Free online CSV to JSON and JSON to CSV converter. Quoted fields, custom delimiters and headers handled. Runs in your browser; your data is never uploaded.
Convert between CSV and JSON in both directions. Quoted fields and custom delimiters supported.
Switch between CSV → JSON (turn a spreadsheet export into an array of objects) and JSON → CSV (turn an array of records into a spreadsheet). Both directions run instantly as you type.
Paste your CSV or JSON. Pick the delimiter (comma, semicolon, tab or auto-detect), choose whether the first row is a header, and for JSON output choose pretty or minified. Quoted fields, escaped quotes and line breaks inside cells are handled per RFC 4180.
Copy the converted result or download it as a .json or .csv file. If the input is malformed you get a clear message — invalid CSV points to the line, invalid JSON tells you why.
No. Parsing and conversion happen entirely in your browser with JavaScript — your CSV or JSON never leaves your device and nothing is uploaded. That matters when the data is a customer export, a price list, financial rows or anything you'd rather not paste into a site that logs it. Public converters have leaked exactly this kind of business data before; here it stays local.
Yes. The parser follows RFC 4180: fields wrapped in double quotes can contain the delimiter, double quotes (escaped by doubling them, ""), and even line breaks — all preserved correctly. It reads both LF and CRLF line endings and supports comma, semicolon and tab delimiters, with auto-detection from the header row. When writing CSV, any value containing a delimiter, quote or newline is automatically quoted and escaped.

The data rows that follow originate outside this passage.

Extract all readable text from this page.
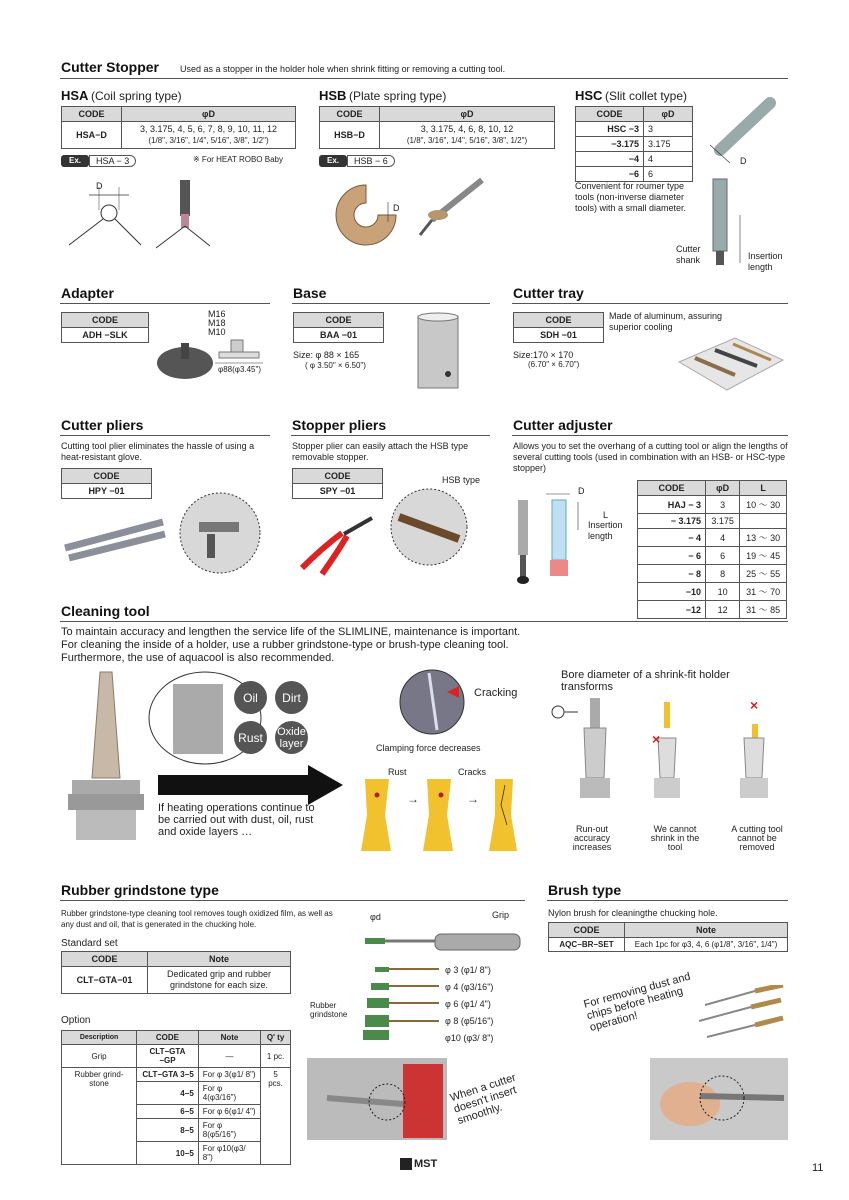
Cutter Stopper Used as a stopper in the holder hole when shrink fitting or removing a cutting tool.
HSA (Coil spring type)
CODE	φD
HSA−D	3, 3.175, 4, 5, 6, 7, 8, 9, 10, 11, 12
(1/8", 3/16", 1/4", 5/16", 3/8", 1/2")
Ex.	HSA − 3	※ For HEAT ROBO Baby
D
HSB (Plate spring type)
CODE	φD
HSB−D	3, 3.175, 4, 6, 8, 10, 12
(1/8", 3/16", 1/4", 5/16", 3/8", 1/2")
Ex.	HSB − 6
D
HSC (Slit collet type)
CODE	φD
HSC −3	3
−3.175	3.175
−4	4
−6	6
Convenient for roumer type tools (non-inverse diameter tools) with a small diameter.
D
Cutter shank	Insertion length
Adapter
CODE
ADH −SLK
M16
M18
M10
φ88(φ3.45")
Base
CODE
BAA −01
Size: φ 88 × 165
( φ 3.50" × 6.50")
Cutter tray
CODE
SDH −01
Made of aluminum, assuring superior cooling
Size:170 × 170
(6.70" × 6.70")
Cutter pliers
Cutting tool plier eliminates the hassle of using a heat-resistant glove.
CODE
HPY −01
Stopper pliers
Stopper plier can easily attach the HSB type removable stopper.
CODE
SPY −01
HSB type
Cutter adjuster
Allows you to set the overhang of a cutting tool or align the lengths of several cutting tools (used in combination with an HSB- or HSC-type stopper)
D
L
Insertion length
CODE	φD	L
HAJ − 3	3	10 ～ 30
− 3.175	3.175	
− 4	4	13 ～ 30
− 6	6	19 ～ 45
− 8	8	25 ～ 55
−10	10	31 ～ 70
−12	12	31 ～ 85
Cleaning tool
To maintain accuracy and lengthen the service life of the SLIMLINE, maintenance is important.
For cleaning the inside of a holder, use a rubber grindstone-type or brush-type cleaning tool.
Furthermore, the use of aquacool is also recommended.
Oil	Dirt
Rust	Oxide layer
If heating operations continue to be carried out with dust, oil, rust and oxide layers …
Cracking
Clamping force decreases
Rust	Cracks
→	→
Bore diameter of a shrink-fit holder transforms
×
×
Run-out accuracy increases
We cannot shrink in the tool
A cutting tool cannot be removed
Rubber grindstone type
Rubber grindstone-type cleaning tool removes tough oxidized film, as well as any dust and oil, that is generated in the chucking hole.
Standard set
CODE	Note
CLT−GTA−01	Dedicated grip and rubber grindstone for each size.
Option
Description	CODE	Note	Q' ty
Grip	CLT−GTA −GP	—	1 pc.
Rubber grind-stone	CLT−GTA 3−5	For φ 3(φ1/ 8")	5 pcs.
	4−5	For φ 4(φ3/16")	
	6−5	For φ 6(φ1/ 4")	
	8−5	For φ 8(φ5/16")	
	10−5	For φ10(φ3/ 8")	
φd	Grip
φ 3 (φ1/ 8")
φ 4 (φ3/16")
φ 6 (φ1/ 4")
φ 8 (φ5/16")
φ10 (φ3/ 8")
Rubber grindstone
When a cutter doesn't insert smoothly.
Brush type
Nylon brush for cleaningthe chucking hole.
CODE	Note
AQC−BR−SET	Each 1pc for φ3, 4, 6 (φ1/8", 3/16", 1/4")
For removing dust and chips before heating operation!
MST	11
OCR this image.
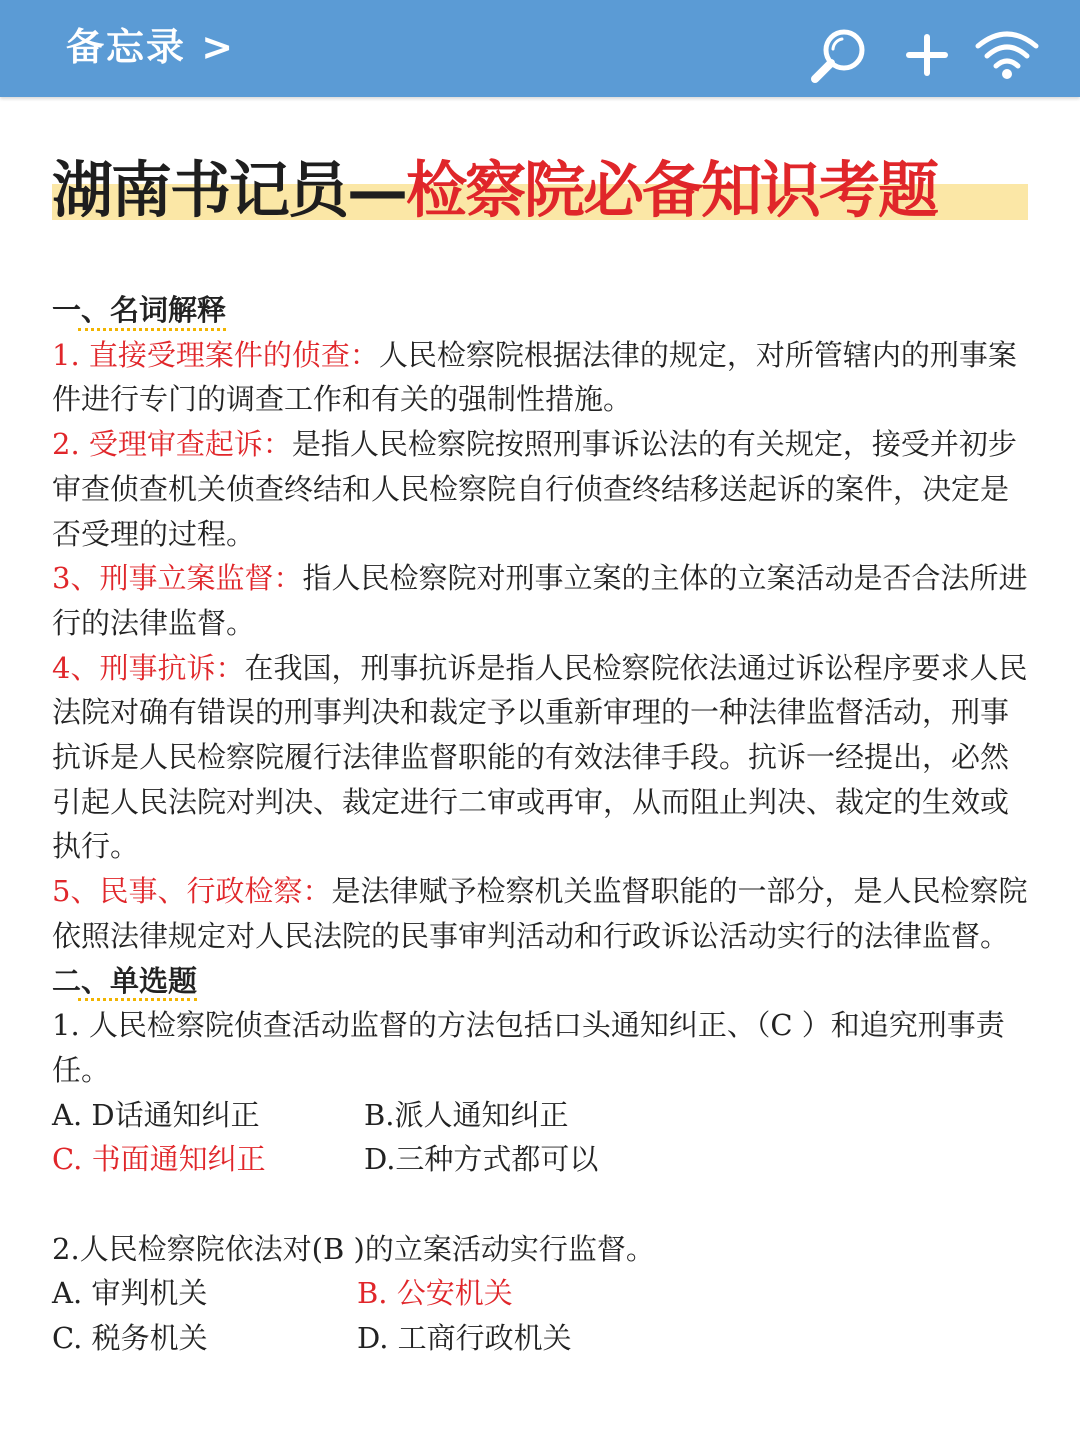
备忘录 >
湖南书记员—检察院必备知识考题
一、名词解释

1. 直接受理案件的侦查：人民检察院根据法律的规定，对所管辖内的刑事案件进行专门的调查工作和有关的强制性措施。

2. 受理审查起诉：是指人民检察院按照刑事诉讼法的有关规定，接受并初步审查侦查机关侦查终结和人民检察院自行侦查终结移送起诉的案件，决定是否受理的过程。

3、刑事立案监督：指人民检察院对刑事立案的主体的立案活动是否合法所进行的法律监督。

4、刑事抗诉：在我国，刑事抗诉是指人民检察院依法通过诉讼程序要求人民法院对确有错误的刑事判决和裁定予以重新审理的一种法律监督活动，刑事抗诉是人民检察院履行法律监督职能的有效法律手段。抗诉一经提出，必然引起人民法院对判决、裁定进行二审或再审，从而阻止判决、裁定的生效或执行。

5、民事、行政检察：是法律赋予检察机关监督职能的一部分，是人民检察院依照法律规定对人民法院的民事审判活动和行政诉讼活动实行的法律监督。

二、单选题

1. 人民检察院侦查活动监督的方法包括口头通知纠正、（C ）和追究刑事责任。

A. D话通知纠正	B.派人通知纠正
C. 书面通知纠正	D.三种方式都可以

2.人民检察院依法对(B )的立案活动实行监督。

A. 审判机关	B. 公安机关
C. 税务机关	D. 工商行政机关
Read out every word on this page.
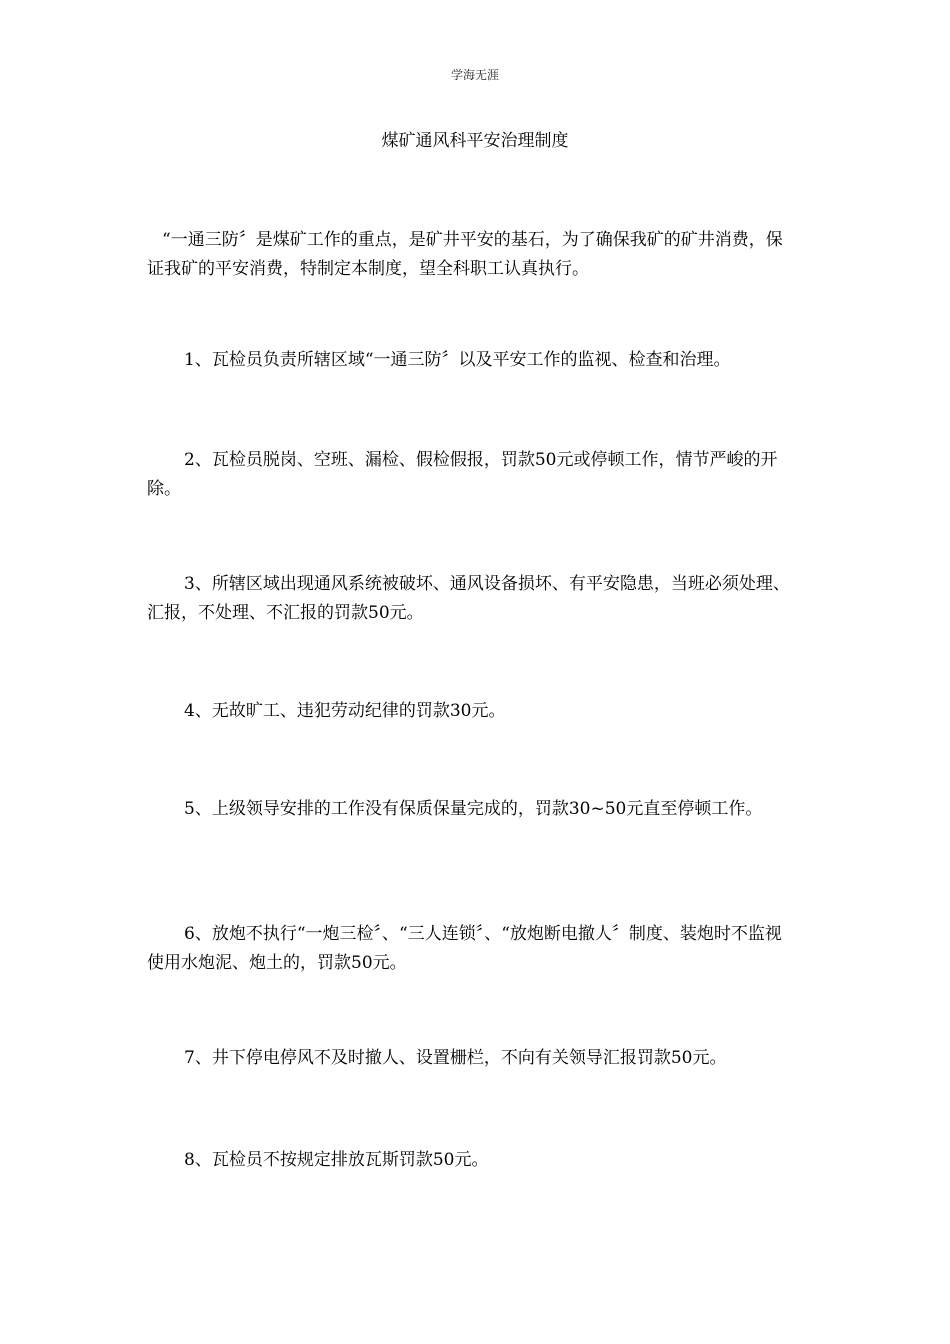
学海无涯
煤矿通风科平安治理制度
“一通三防〞是煤矿工作的重点，是矿井平安的基石，为了确保我矿的矿井消费，保证我矿的平安消费，特制定本制度，望全科职工认真执行。
1、瓦检员负责所辖区域“一通三防〞以及平安工作的监视、检查和治理。
2、瓦检员脱岗、空班、漏检、假检假报，罚款50元或停顿工作，情节严峻的开除。
3、所辖区域出现通风系统被破坏、通风设备损坏、有平安隐患，当班必须处理、汇报，不处理、不汇报的罚款50元。
4、无故旷工、违犯劳动纪律的罚款30元。
5、上级领导安排的工作没有保质保量完成的，罚款30~50元直至停顿工作。
6、放炮不执行“一炮三检〞、“三人连锁〞、“放炮断电撤人〞制度、装炮时不监视使用水炮泥、炮土的，罚款50元。
7、井下停电停风不及时撤人、设置栅栏，不向有关领导汇报罚款50元。
8、瓦检员不按规定排放瓦斯罚款50元。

CSV is a flat, two-dimensional format, so it can't represent nesting natively. When converting JSON → CSV, any nested object or array inside a record is serialised as compact JSON text inside a single cell rather than spread across columns. This is unambiguous and round-trips back, but it's not a true flattening — if you need nested fields as separate columns, flatten the JSON before converting. We're upfront about this rather than silently dropping data.
An array is required. An array of objects becomes a table whose header is the union of all keys, in the order they first appear; rows missing a key get an empty cell. An array of arrays is written row-for-row. An array of primitives becomes a single 'value' column. A bare object, number or string isn't a table — wrap it in [ ... ] first. You'll get a clear ERR_CSV_JSON_NOT_ARRAY message explaining this rather than a broken file.